Nachhaltigkeit zwischen Nischendasein und Mainstream

Städtebauliche Entwicklung, Rohstoffkreislauf und Energieeffizienz

nachhaltige Balkonverkleidung © Andrea Korth, Deimel Oelschläger Architekten Partnertschaft)

Themen wie Energieeinsparung und Klimaschutz, Verwendung erneuerbarer Energien und Bewusstsein für gesunde Bauprodukte werden inzwischen bei jedem Bauvorhaben berücksichtigt. Dies zeigten insbesondere die Vorträge von Herrn Dr. Hermelink (ecofys) und Herrn Dipl.-Arch. Deimel (Deimel Oelschläger Architekten Partnerschaft). 

Herr Dr. Hermelink legte dar, dass höhere energetische Standards nicht gleichbedeutend sein müssen mit höheren Baukosten. Eine im Auftrag der Deutschen Unternehmensinitiative Energieeffizienz (DENEFF) erarbeitete Initialstudie ergab, dass bei höheren Standards die realen Kosten der besseren Komponenten in etwa gleich teuer blieben und dass der EnEV-Standard 2016 im Bereich des derzeitigen Lebenszykluskostenminimums liegt. Redet man über Nachhaltigkeit, hört die Kostenbetrachtung nicht mit den Baukosten auf!

Herr Dipl.-Arch. Deimel zeigte im Anschluss, dass damit energieeffizientes Bauen kostengünstig genug ist, um dies im kommunalen Wohnungsbau umzusetzen.

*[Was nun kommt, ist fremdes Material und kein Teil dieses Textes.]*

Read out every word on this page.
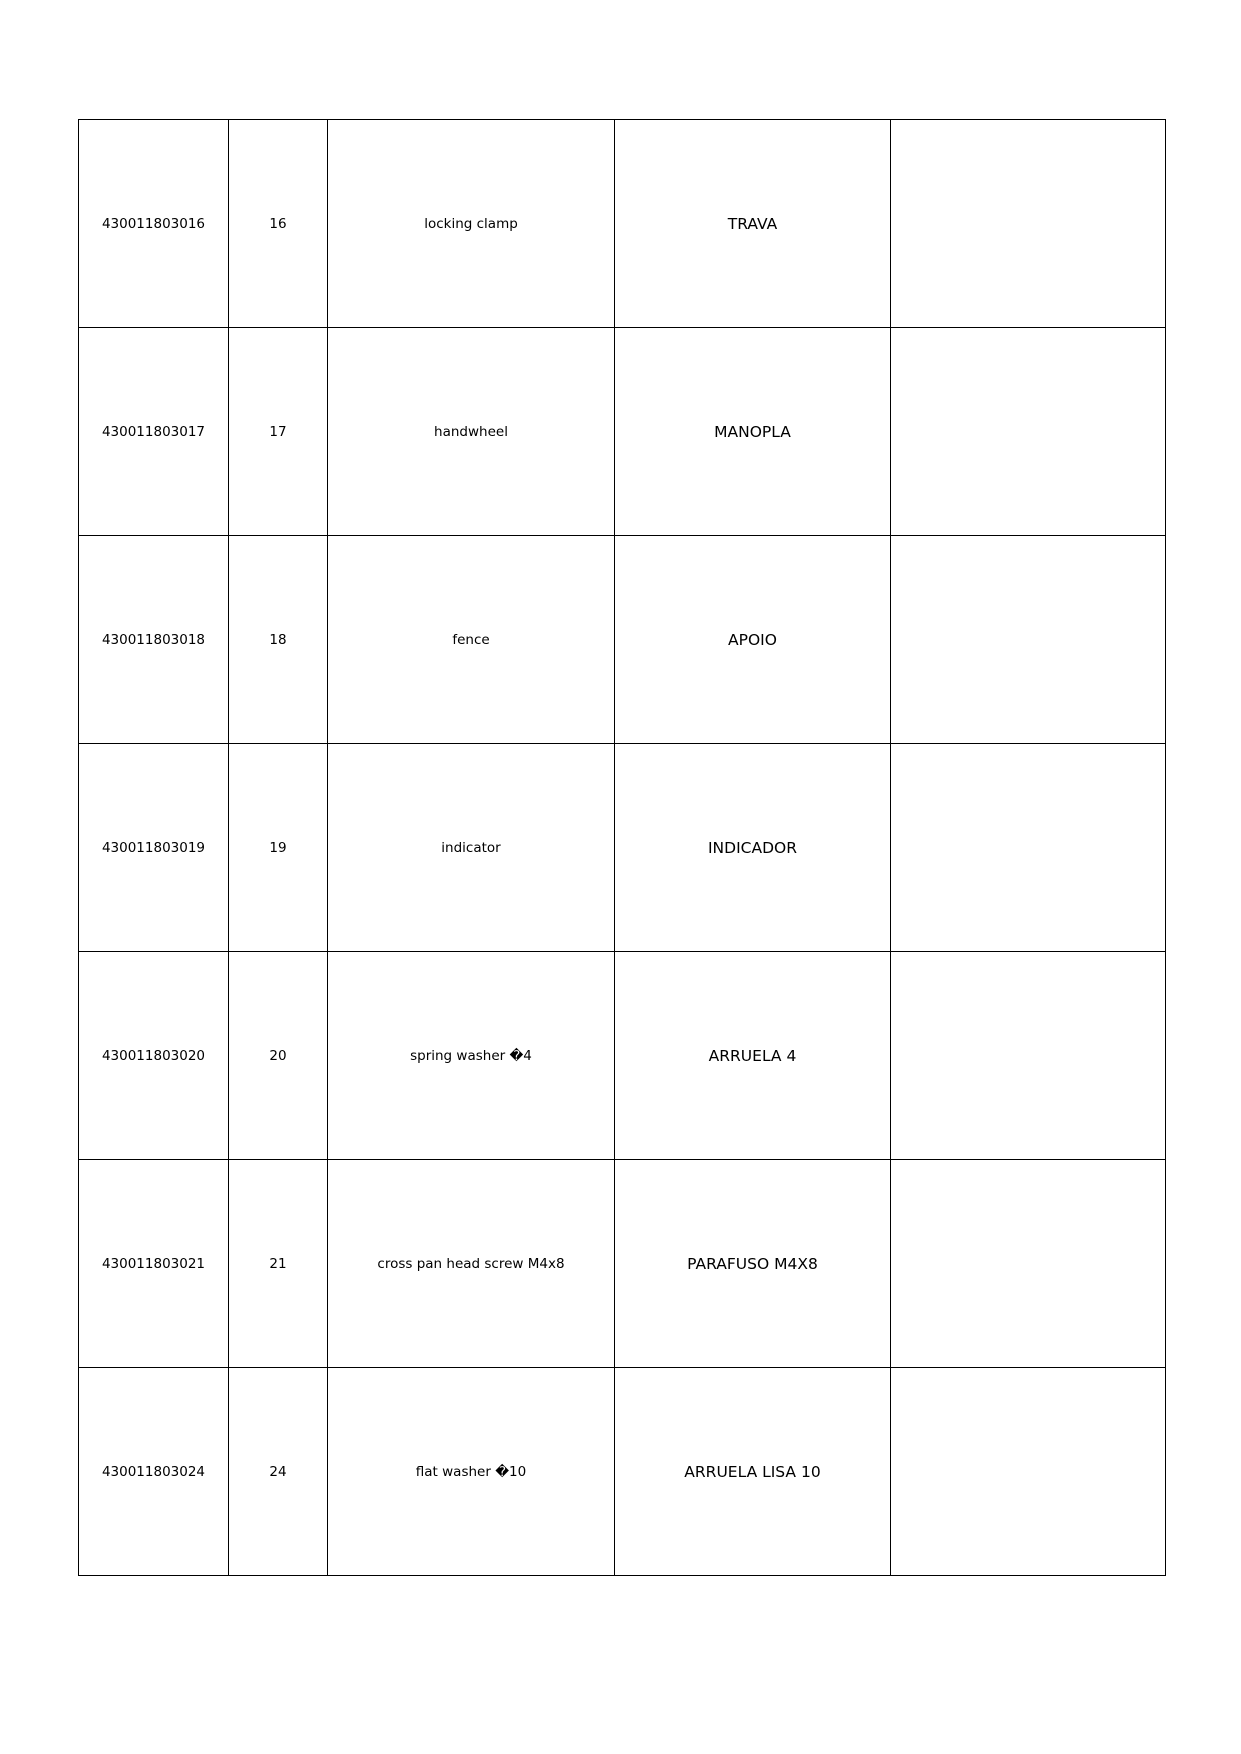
430011803016	16	locking clamp	TRAVA	
430011803017	17	handwheel	MANOPLA	
430011803018	18	fence	APOIO	
430011803019	19	indicator	INDICADOR	
430011803020	20	spring washer �4	ARRUELA 4	
430011803021	21	cross pan head screw M4x8	PARAFUSO M4X8	
430011803024	24	flat washer �10	ARRUELA LISA 10	
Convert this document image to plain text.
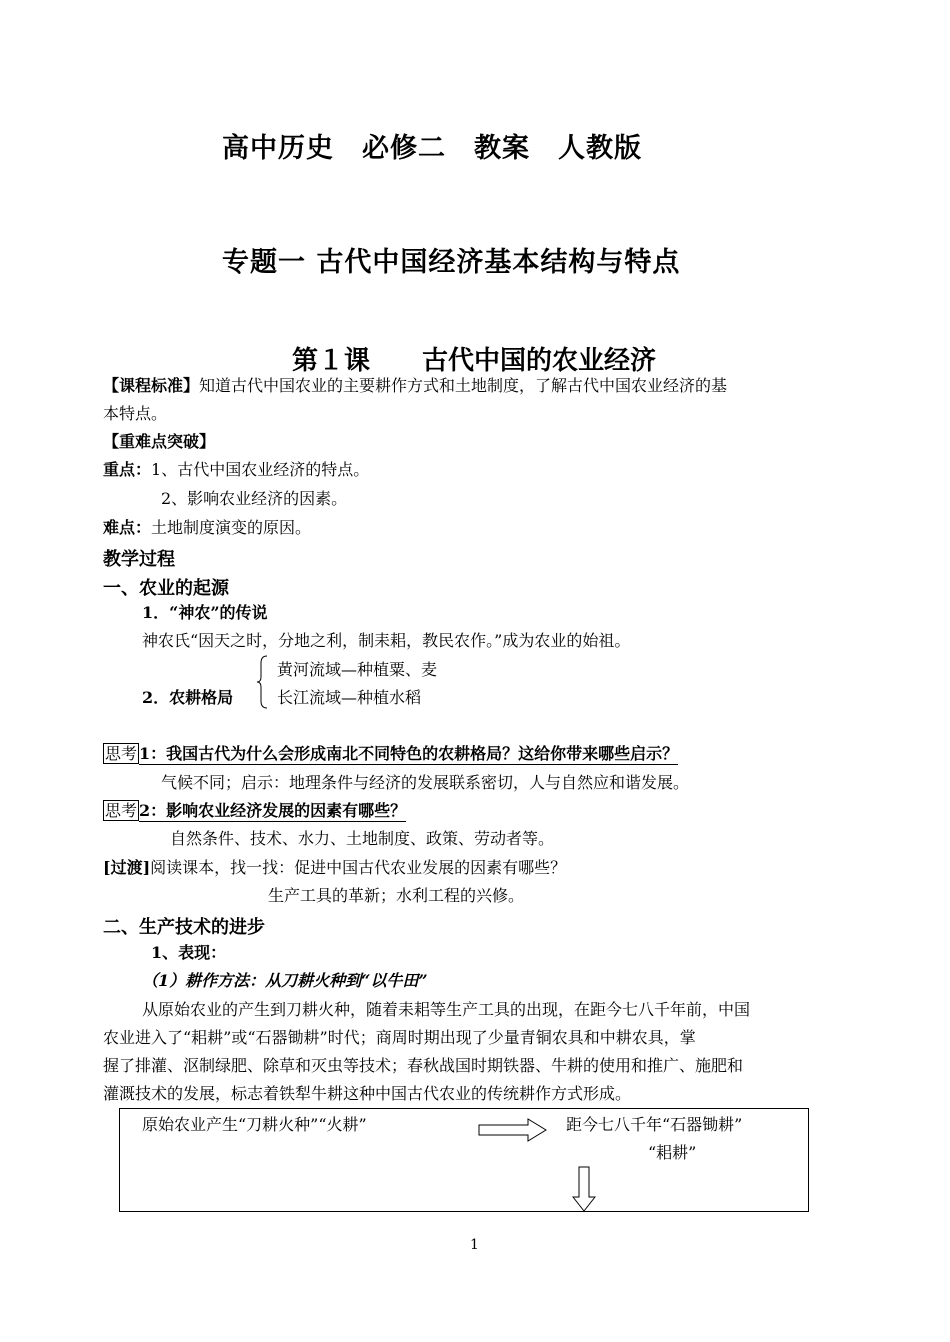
高中历史　必修二　教案　人教版
专题一 古代中国经济基本结构与特点
第１课　　古代中国的农业经济
【课程标准】知道古代中国农业的主要耕作方式和土地制度，了解古代中国农业经济的基
本特点。
【重难点突破】
重点：1、古代中国农业经济的特点。
2、影响农业经济的因素。
难点：土地制度演变的原因。
教学过程
一、农业的起源
1．“神农”的传说
神农氏“因天之时，分地之利，制耒耜，教民农作。”成为农业的始祖。
黄河流域—种植粟、麦
2．农耕格局	长江流域—种植水稻
思考 1：我国古代为什么会形成南北不同特色的农耕格局？这给你带来哪些启示？
气候不同；启示：地理条件与经济的发展联系密切，人与自然应和谐发展。
思考 2：影响农业经济发展的因素有哪些？
自然条件、技术、水力、土地制度、政策、劳动者等。
[过渡]阅读课本，找一找：促进中国古代农业发展的因素有哪些？
生产工具的革新；水利工程的兴修。
二、生产技术的进步
1、表现：
（1）耕作方法：从刀耕火种到“以牛田”
从原始农业的产生到刀耕火种，随着耒耜等生产工具的出现，在距今七八千年前，中国
农业进入了“耜耕”或“石器锄耕”时代；商周时期出现了少量青铜农具和中耕农具，掌
握了排灌、沤制绿肥、除草和灭虫等技术；春秋战国时期铁器、牛耕的使用和推广、施肥和
灌溉技术的发展，标志着铁犁牛耕这种中国古代农业的传统耕作方式形成。
原始农业产生“刀耕火种”“火耕”	距今七八千年“石器锄耕”
“耜耕”
1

Das Powerhouse in Adlershof ist ein Vorzeigeprojekt für ökologisches Bauen im Mainstream. Es ist ein Haus, das mehr Energie produziert als es verbraucht!

Es gibt aber auch Themen des nachhaltigen Planens und Bauens, die in ihrer Bedeutung bekannt, aber noch nicht durchgängig berücksichtigt werden. Dies erklärte Herr Prof. Dr.-Ing. Schöbel von der TU München. Nachhaltigkeit bedeutet auch, das richtige Verhältnis zwischen Bebauung und Freiflächen an den richtigen Stellen zu finden, um zu erreichen, dass Lebensräume lebenswert sind und angenommen werden und sich nicht zu sozialen Brennpunkten entwickeln.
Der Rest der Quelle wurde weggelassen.